Simply stated, everybody interested in tallying votes for or against Chief Illiniwek through an ISG referendum is mistaken about the function of cultural symbols.     

A symbol serves to stand in for and define a complex body (such as our University).  As a singular image representing a complex body, a symbol functions to unify that complex body.  A symbol is successful only to the extent that it fulfills these functions of accurately defining and unifying the body for which it stands. 
   
Reading this, Chief supporters logically ask why anyone at the University of Illinois would protest being represented by a symbol of honor, courage, and spirit.  Such characteristics, they say, serve to accurately define and unify our students. 
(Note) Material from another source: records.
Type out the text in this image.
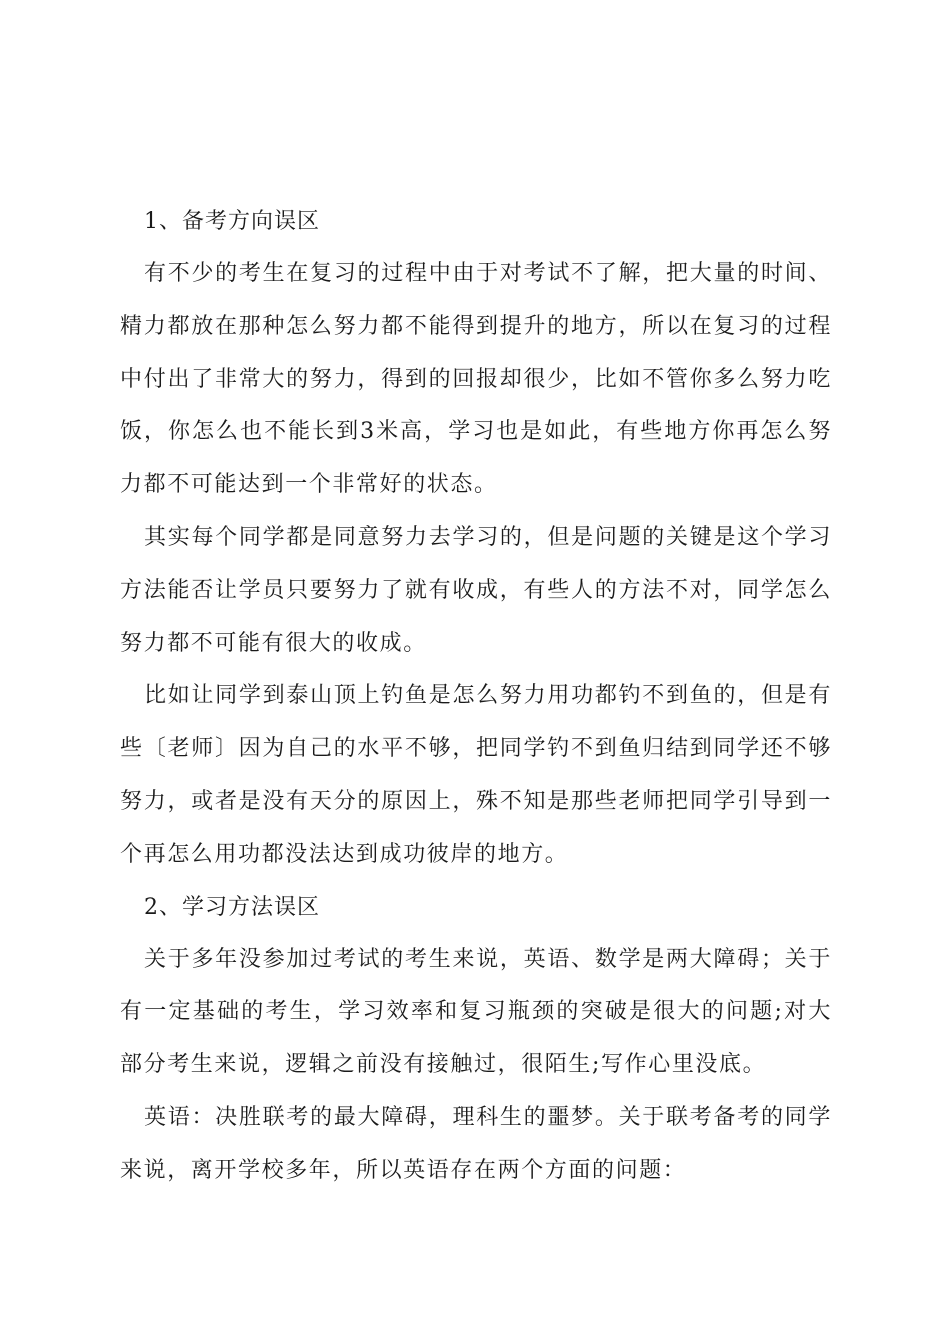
1、备考方向误区

有不少的考生在复习的过程中由于对考试不了解，把大量的时间、精力都放在那种怎么努力都不能得到提升的地方，所以在复习的过程中付出了非常大的努力，得到的回报却很少，比如不管你多么努力吃饭，你怎么也不能长到3米高，学习也是如此，有些地方你再怎么努力都不可能达到一个非常好的状态。

其实每个同学都是同意努力去学习的，但是问题的关键是这个学习方法能否让学员只要努力了就有收成，有些人的方法不对，同学怎么努力都不可能有很大的收成。

比如让同学到泰山顶上钓鱼是怎么努力用功都钓不到鱼的，但是有些〔老师〕因为自己的水平不够，把同学钓不到鱼归结到同学还不够努力，或者是没有天分的原因上，殊不知是那些老师把同学引导到一个再怎么用功都没法达到成功彼岸的地方。

2、学习方法误区

关于多年没参加过考试的考生来说，英语、数学是两大障碍；关于有一定基础的考生，学习效率和复习瓶颈的突破是很大的问题;对大部分考生来说，逻辑之前没有接触过，很陌生;写作心里没底。

英语：决胜联考的最大障碍，理科生的噩梦。关于联考备考的同学来说，离开学校多年，所以英语存在两个方面的问题：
But the answer is so simple.  Everyone agrees that a symbol of honor, courage, and spirit should be used to represent this University, but not everyone agrees that the Chief is such a symbol.  Not everyone agrees that it accurately embodies these traits. 

For over fifteen years, Native American students at this University and numerous Native nations have made clear that Chief Illiniwek is a stereotype, disrespectful of their personhood and that such a symbol is inherently divisive.   
Since the first Native American articulation of these feelings, anti-Chief sentiment has spread throughout the University to such an extent that the ISG is now calling for a vote to see which side has the majority of student support!   
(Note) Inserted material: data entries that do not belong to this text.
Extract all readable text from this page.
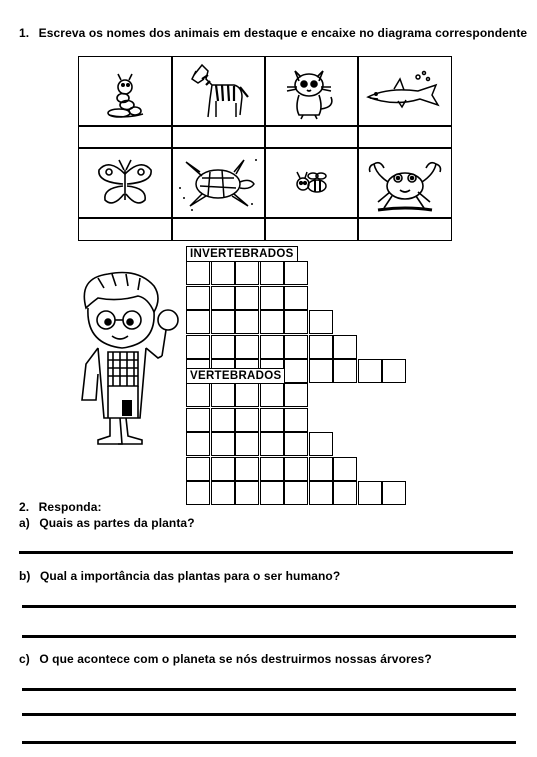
1. Escreva os nomes dos animais em destaque e encaixe no diagrama correspondente
INVERTEBRADOS
VERTEBRADOS
2. Responda:
a) Quais as partes da planta?
b) Qual a importância das plantas para o ser humano?
c) O que acontece com o planeta se nós destruirmos nossas árvores?
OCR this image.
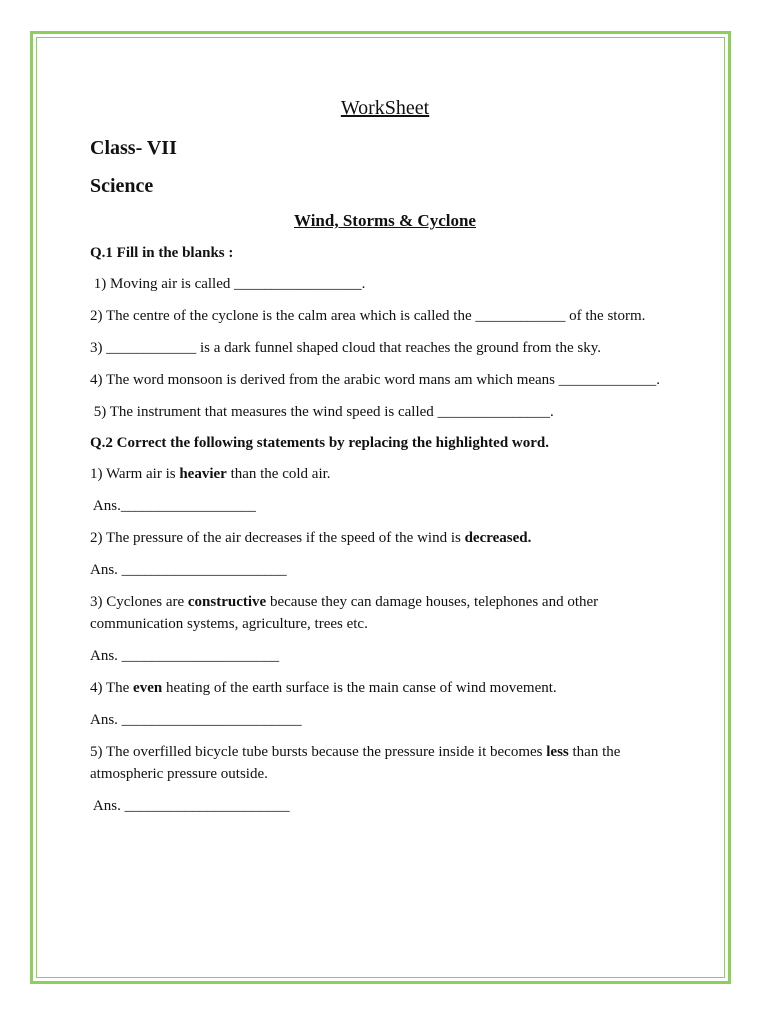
WorkSheet
Class- VII
Science
Wind, Storms & Cyclone
Q.1 Fill in the blanks :
1) Moving air is called _________________.
2) The centre of the cyclone is the calm area which is called the ____________ of the storm.
3) ____________ is a dark funnel shaped cloud that reaches the ground from the sky.
4) The word monsoon is derived from the arabic word mans am which means _____________.
5) The instrument that measures the wind speed is called _______________.
Q.2 Correct the following statements by replacing the highlighted word.
1) Warm air is heavier than the cold air.
Ans.__________________
2) The pressure of the air decreases if the speed of the wind is decreased.
Ans. ______________________
3) Cyclones are constructive because they can damage houses, telephones and other communication systems, agriculture, trees etc.
Ans. _____________________
4) The even heating of the earth surface is the main canse of wind movement.
Ans. ________________________
5) The overfilled bicycle tube bursts because the pressure inside it becomes less than the atmospheric pressure outside.
Ans. ______________________
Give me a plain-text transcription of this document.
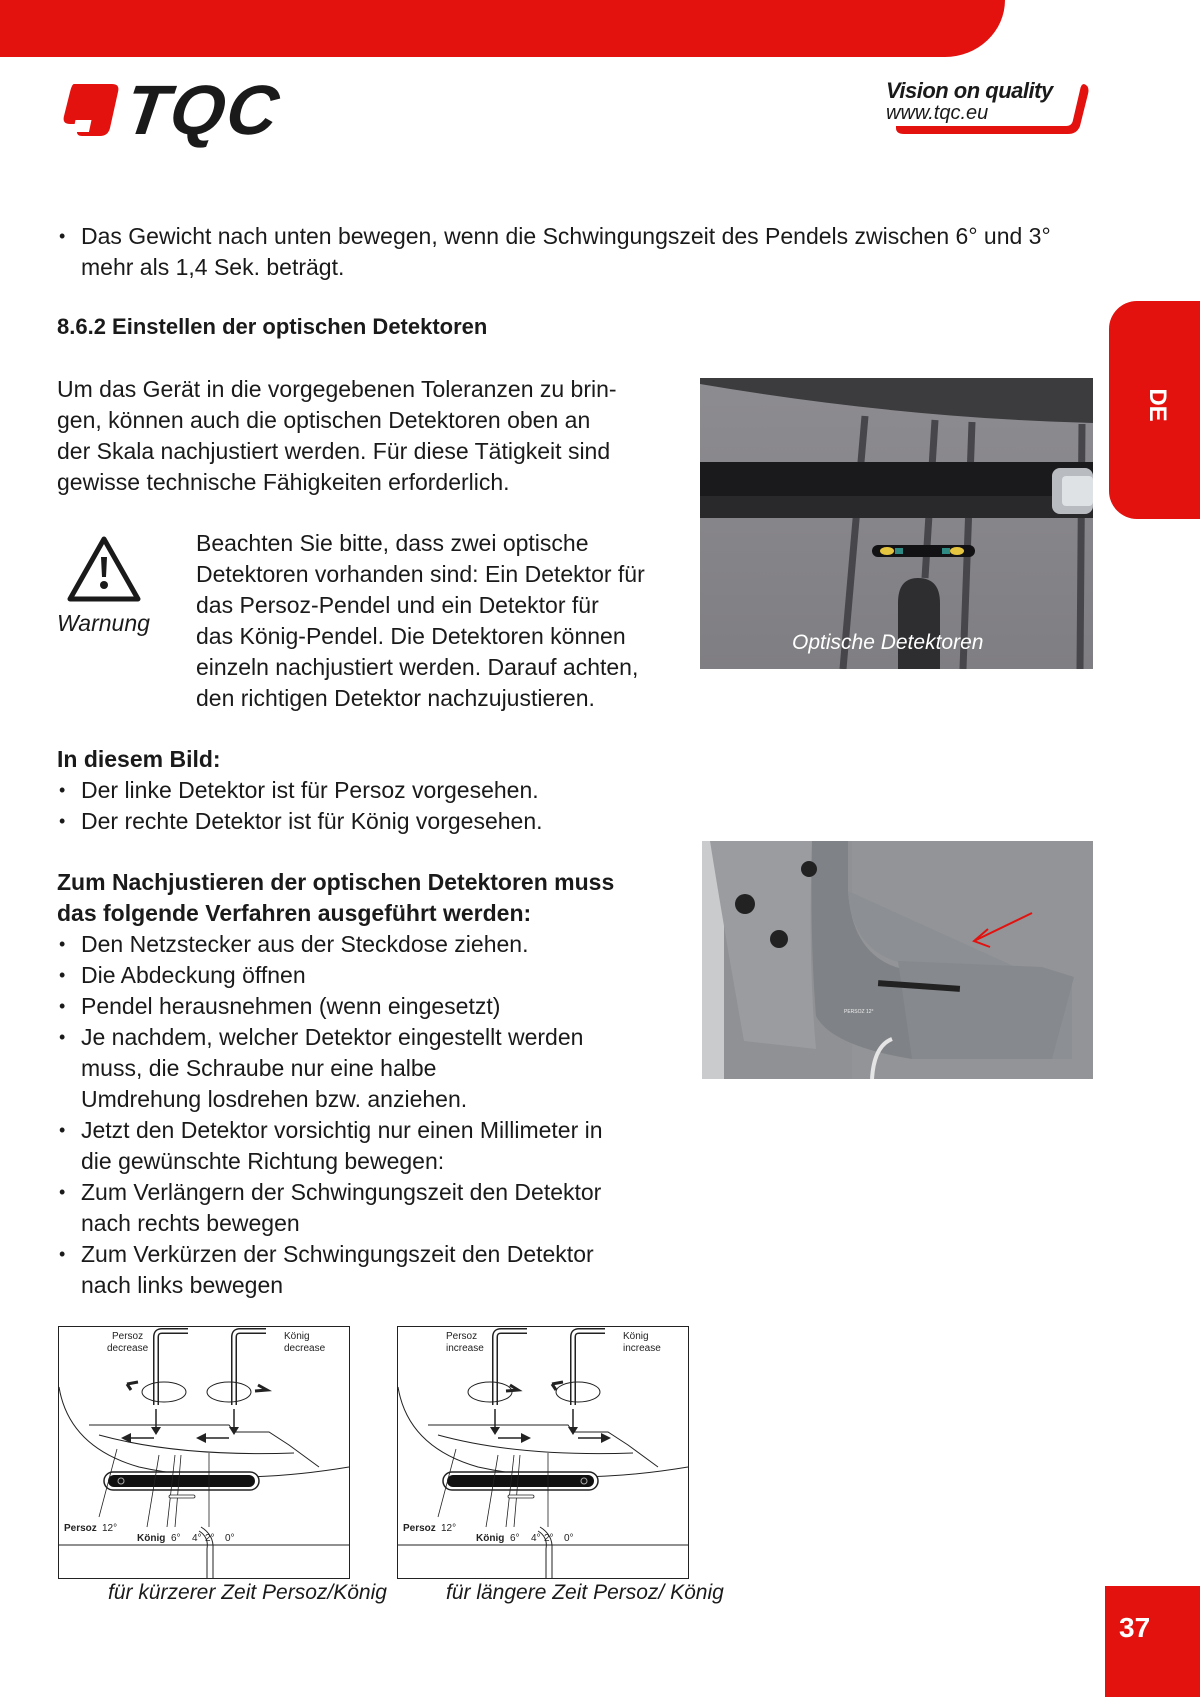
TQC	Vision on quality
www.tqc.eu
DE
• Das Gewicht nach unten bewegen, wenn die Schwingungszeit des Pendels zwischen 6° und 3° mehr als 1,4 Sek. beträgt.
8.6.2 Einstellen der optischen Detektoren
Um das Gerät in die vorgegebenen Toleranzen zu brin-
gen, können auch die optischen Detektoren oben an
der Skala nachjustiert werden. Für diese Tätigkeit sind
gewisse technische Fähigkeiten erforderlich.
Warnung
Beachten Sie bitte, dass zwei optische
Detektoren vorhanden sind: Ein Detektor für
das Persoz-Pendel und ein Detektor für
das König-Pendel. Die Detektoren können
einzeln nachjustiert werden. Darauf achten,
den richtigen Detektor nachzujustieren.
Optische Detektoren
In diesem Bild:
• Der linke Detektor ist für Persoz vorgesehen.
• Der rechte Detektor ist für König vorgesehen.
Zum Nachjustieren der optischen Detektoren muss
das folgende Verfahren ausgeführt werden:
• Den Netzstecker aus der Steckdose ziehen.
• Die Abdeckung öffnen
• Pendel herausnehmen (wenn eingesetzt)
• Je nachdem, welcher Detektor eingestellt werden
muss, die Schraube nur eine halbe
Umdrehung losdrehen bzw. anziehen.
• Jetzt den Detektor vorsichtig nur einen Millimeter in
die gewünschte Richtung bewegen:
• Zum Verlängern der Schwingungszeit den Detektor
nach rechts bewegen
• Zum Verkürzen der Schwingungszeit den Detektor
nach links bewegen
PERSOZ 12°
Persoz
decrease
König
decrease
Persoz 12°
König 6° 4° 2° 0°
für kürzerer Zeit Persoz/König
Persoz
increase
König
increase
Persoz 12°
König 6° 4° 2° 0°
für längere Zeit Persoz/ König
37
But let it be clear that the ISG vote is important only in the sense that it was called for at all.  The outcome matters not. 

Whether one does or does not believe that Chief Illiniwek is an offensive and inherently divisive symbol, the fact that the ISG has called for a vote proves that the Chief is far from unifying, far from accurately defining our University.  This being the case, one must conclude that the Chief is a failure of a symbol, unable to fulfill its functions as a symbol.   

What, then, will the ISG referendum accomplish?  Knowing that both pro- and anti- Chief forces are large in number, the vote will certainly not show an ideologically unified student body!  Further, after fifteen years of struggle, it is unreasonable to believe that ISG referendum results will convert the (numerically) smaller camp!  So how will an ISG referendum make the Board of Trustees' decision any easier? 

The referendum aids the Trustees only by giving them yet another excuse to delay their decision.  In Thursday's News Gazette, Trustee Margie Sodermann explained two benefits of delaying decision on the Chief: (1) to vote on the Chief now, while the Board searches for a new President and Chancellor would be overwhelming and (2) the Chief vote will show the Board "how the students feel."   

Well, I'm sorry Margie, but being overwhelmed is no excuse to shirk your duties.  Ostensibly, you and your colleagues were selected to lead this University for your ability to address many complex issues at once.  Furthermore, if it has taken University leadership this long to assess the numerical power of pro- and anti- Chief camps, then you all are negligent.  You are bad leaders.  You and your colleges do not deserve to lead.   

Native Americans should not have to wait any longer for the abolition of the Chief because of your inteptitude!